|Arnold, A. Elizabeth|
Submitted to: Nature
Publication Type: Peer Reviewed Journal
Publication Acceptance Date: 9/3/2006
Publication Date: 10/19/2006
Citation: James, T.Y., Kauff, F., Schoch, C., Matheny, B., Hofstetter, V., Cox, C.J., Celio, G., Guiedan, C., Fraker, E., Miadlikowska, J., Lumbsh, T., Rauhut, A., Reeb, V., Arnold, A., Amtoft, A., Stajich, J.E., Hosaka, K., Sung, G., Johnson, D., O'Rourke, B., Crockett, M., Binder, M., Curtis, J.M., Slot, J.C., Wang, Z., Wilson, A.W., Schueller, A., Longcore, J.E., O Donnell, K., Mozley-Standridge, S., Porter, D., Letcher, P.M., Powell, M.J., Taylor, J.W., White, M.M., Griffith, G.W., Davies, D.R., Humber, R.A., Morton, J.B., Sugiyama, J., Rossman, A.Y., Rogers, J.D., Pfister, D.H., Hewitt, D., Hansen, K., Hambleton, S., Shoemaker, R.A., Kohlmeyer, J., Volkmann-Kohlmeyer, B., Spotts, R.A., Serdani, M., Crous, P.W., Hughes, K.W., Matsuura, K., Langer, E., Langer, G., Untereiner, W.A., Lucking, R., Budel, B., Geiser, D.M., Aptroot, D.M., Diederich, P., Schmitt, I., Schultz, M., Yahr, R., Hibbett, D.S., Lutzoni, F., Mclaughlin, D.J., Spatafora, J.W., Vilgalys, R. 2006. Reconstructing the early evolution of Fungi using a six-gene phylogeny. Nature. 443:818-822. Interpretive Summary: In order to better understand the origin and evolutionary diversification of the true Fungi, we developed phylogenetic hypotheses for the fungi using data from six gene regions and nearly 200 species. Although all current classifications for the Fungi assume that the swimming flagellated Fungi called chytrids form an early-diverging natural group of Fungi, and imply that there was a single loss of the flagellum leading to the diversification of terrestrial Fungi, our results suggest that there have been at least three independent losses of the flagellum in the Fungi. The losses of swimming spores appeared to have coincided with the evolution of novel mechanisms of spore dispersal such as aerial dispersal in the Microsporidia, an enigmatic group of unicellular organisms that lack subcellular organelles called mitochondria. One of the major findings of this study suggests that the Microsporidia may be derived from a parasitic chytrid early in the evolution of the Fungi. Results of these basic studies will benefit agricultural scientists in that the predictive power of the robust phylogenetic framework will enable them to predict the biotechnological properties of novel fungi as they are discovered and characterized for the benefit of humankind.

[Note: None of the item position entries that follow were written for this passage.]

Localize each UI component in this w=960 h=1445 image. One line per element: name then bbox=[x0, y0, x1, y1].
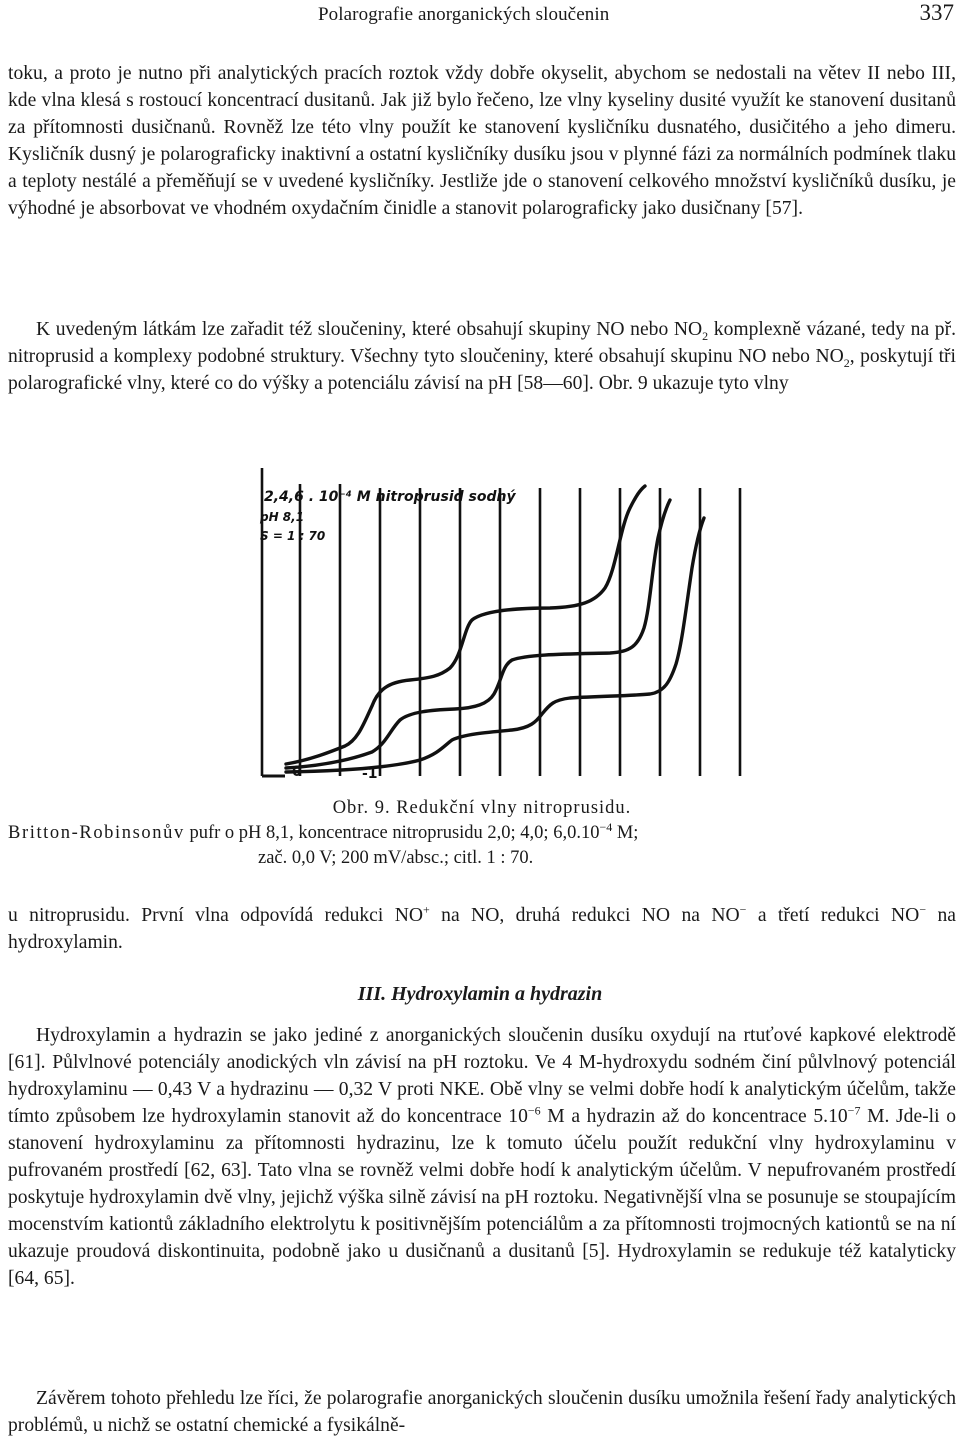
text-run: M a hydrazin až do koncentrace 5.10 bbox=[540, 1106, 848, 1127]
polarogram-figure bbox=[250, 468, 760, 790]
superscript: − bbox=[919, 902, 927, 917]
caption-line-1 bbox=[8, 821, 956, 846]
caption-author: Britton-Robinsonův bbox=[8, 823, 185, 843]
running-title: Polarografie anorganických sloučenin bbox=[318, 4, 610, 25]
text-run: Hydroxylamin a hydrazin se jako jediné z anorganických sloučenin dusíku oxydují na rtuťové kapkové elektrodě [61]. Půlvlnové potenciály anodických vln závisí na pH roztoku. Ve 4 M-hydroxydu sodném činí půlvlnový potenciál hydroxylaminu — 0,43 V a hydrazinu — 0,32 V proti NKE. Obě vlny se velmi dobře hodí k analytickým účelům, takže tímto způsobem lze hydroxylamin stanovit až do koncentrace 10 bbox=[8, 1025, 956, 1127]
figure-caption bbox=[8, 796, 956, 871]
paragraph-nitrite-oxides: toku, a proto je nutno při analytických pracích roztok vždy dobře okyselit, abychom se nedostali na větev II nebo III, kde vlna klesá s rostoucí koncentrací dusitanů. Jak již bylo řečeno, lze vlny kyseliny dusité využít ke stanovení dusitanů za přítomnosti dusičnanů. Rovněž lze této vlny použít ke stanovení kysličníku dusnatého, dusičitého a jeho dimeru. Kysličník dusný je polarograficky inaktivní a ostatní kysličníky dusíku jsou v plynné fázi za normálních podmínek tlaku a teploty nestálé a přeměňují se v uvedené kysličníky. Jestliže jde o stanovení celkového množství kysličníků dusíku, je výhodné je absorbovat ve vhodném oxydačním činidle a stanovit polarograficky jako dusičnany [57]. bbox=[8, 63, 956, 219]
caption-unit: M; bbox=[612, 823, 639, 843]
section-heading: III. Hydroxylamin a hydrazin bbox=[357, 983, 603, 1005]
superscript: −6 bbox=[527, 1103, 541, 1118]
wave-curves bbox=[286, 486, 704, 772]
caption-line-2: zač. 0,0 V; 200 mV/absc.; citl. 1 : 70. bbox=[258, 848, 534, 868]
caption-title: Obr. 9. Redukční vlny nitroprusidu. bbox=[332, 798, 632, 818]
text-run: komplexně vázané, tedy na př. nitroprusid a komplexy podobné struktury. Všechny tyto sloučeniny, které obsahují skupinu NO nebo NO bbox=[8, 319, 957, 367]
axis-mark-zero: 0 bbox=[292, 764, 302, 780]
text-run: K uvedeným látkám lze zařadit též sloučeniny, které obsahují skupiny NO nebo NO bbox=[36, 319, 703, 340]
superscript: + bbox=[423, 902, 430, 917]
superscript: −4 bbox=[599, 819, 613, 834]
superscript: −7 bbox=[847, 1103, 861, 1118]
paragraph-nitroprusside bbox=[8, 316, 956, 397]
superscript: − bbox=[739, 902, 747, 917]
annotation-concentration: 2,4,6 . 10⁻⁴ M nitroprusid sodný bbox=[264, 489, 516, 505]
text-run: na NO, druhá redukci NO na NO bbox=[429, 905, 740, 926]
paragraph-hydroxylamine bbox=[8, 1022, 956, 1292]
text-run: u nitroprusidu. První vlna odpovídá redukci NO bbox=[8, 905, 423, 926]
page-number: 337 bbox=[919, 0, 954, 25]
text-run: , poskytují tři polarografické vlny, které co do výšky a potenciálu závisí na pH [58—60]. Obr. 9 ukazuje tyto vlny bbox=[8, 346, 956, 394]
annotation-sensitivity: S = 1 : 70 bbox=[260, 529, 326, 543]
subscript: 2 bbox=[843, 355, 850, 370]
curve-low bbox=[286, 518, 704, 772]
caption-text: pufr o pH 8,1, koncentrace nitroprusidu 2,0; 4,0; 6,0.10 bbox=[184, 823, 600, 843]
subscript: 2 bbox=[702, 328, 709, 343]
annotation-ph: pH 8,1 bbox=[260, 510, 305, 524]
paragraph-wave-assignment bbox=[8, 902, 956, 956]
text-run: M. Jde-li o stanovení hydroxylaminu za přítomnosti hydrazinu, lze k tomuto účelu použít redukční vlny hydroxylaminu v pufrovaném prostředí [62, 63]. Tato vlna se rovněž velmi dobře hodí k analytickým účelům. V nepufrovaném prostředí poskytuje hydroxylamin dvě vlny, jejichž výška silně závisí na pH roztoku. Negativnější vlna se posunuje se stoupajícím mocenstvím kationtů základního elektrolytu k positivnějším potenciálům a za přítomnosti trojmocných kationtů se na ní ukazuje proudová diskontinuita, podobně jako u dusičnanů a dusitanů [5]. Hydroxylamin se redukuje též katalyticky [64, 65]. bbox=[8, 1106, 956, 1289]
text-run: a třetí redukci NO bbox=[746, 905, 920, 926]
axis-mark-minus-one: -1 bbox=[362, 766, 378, 782]
polarogram-plot bbox=[250, 468, 760, 790]
curve-mid bbox=[286, 500, 670, 768]
paragraph-conclusion: Závěrem tohoto přehledu lze říci, že polarografie anorganických sloučenin dusíku umožnila řešení řady analytických problémů, u nichž se ostatní chemické a fysikálně- bbox=[8, 1388, 956, 1436]
text-run: na hydroxylamin. bbox=[8, 905, 956, 953]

Technical Abstract: The ancestors of fungi are believed to be simple aquatic forms with flagellated spores, similar to modern-day Chytridiomycete fungi (chytrids). Current classifications for the fungi assume that the chytrids form an early-diverging clade of Fungi, and imply that there was a single loss of the flagellum leading to the diversification of terrestrial fungi. Here we develop phylogenetic hypotheses for the fungi using data from six gene regions and nearly 200 species. Our results suggest that there have been at least three independent losses of the flagellum in the Fungi. The losses of swimming spores have coincided with the evolution of novel mechanisms of spore dispersal, such as aerial dispersal and polar tube eversion in the Microsporidia, which are unicellular forms that lack mitochondria. Our results suggest that the Microsporidia may be derived from an endoparasitic chytridiomycete similar to Rozella allomycis, on the earliest diverging branch on the Fungal tree.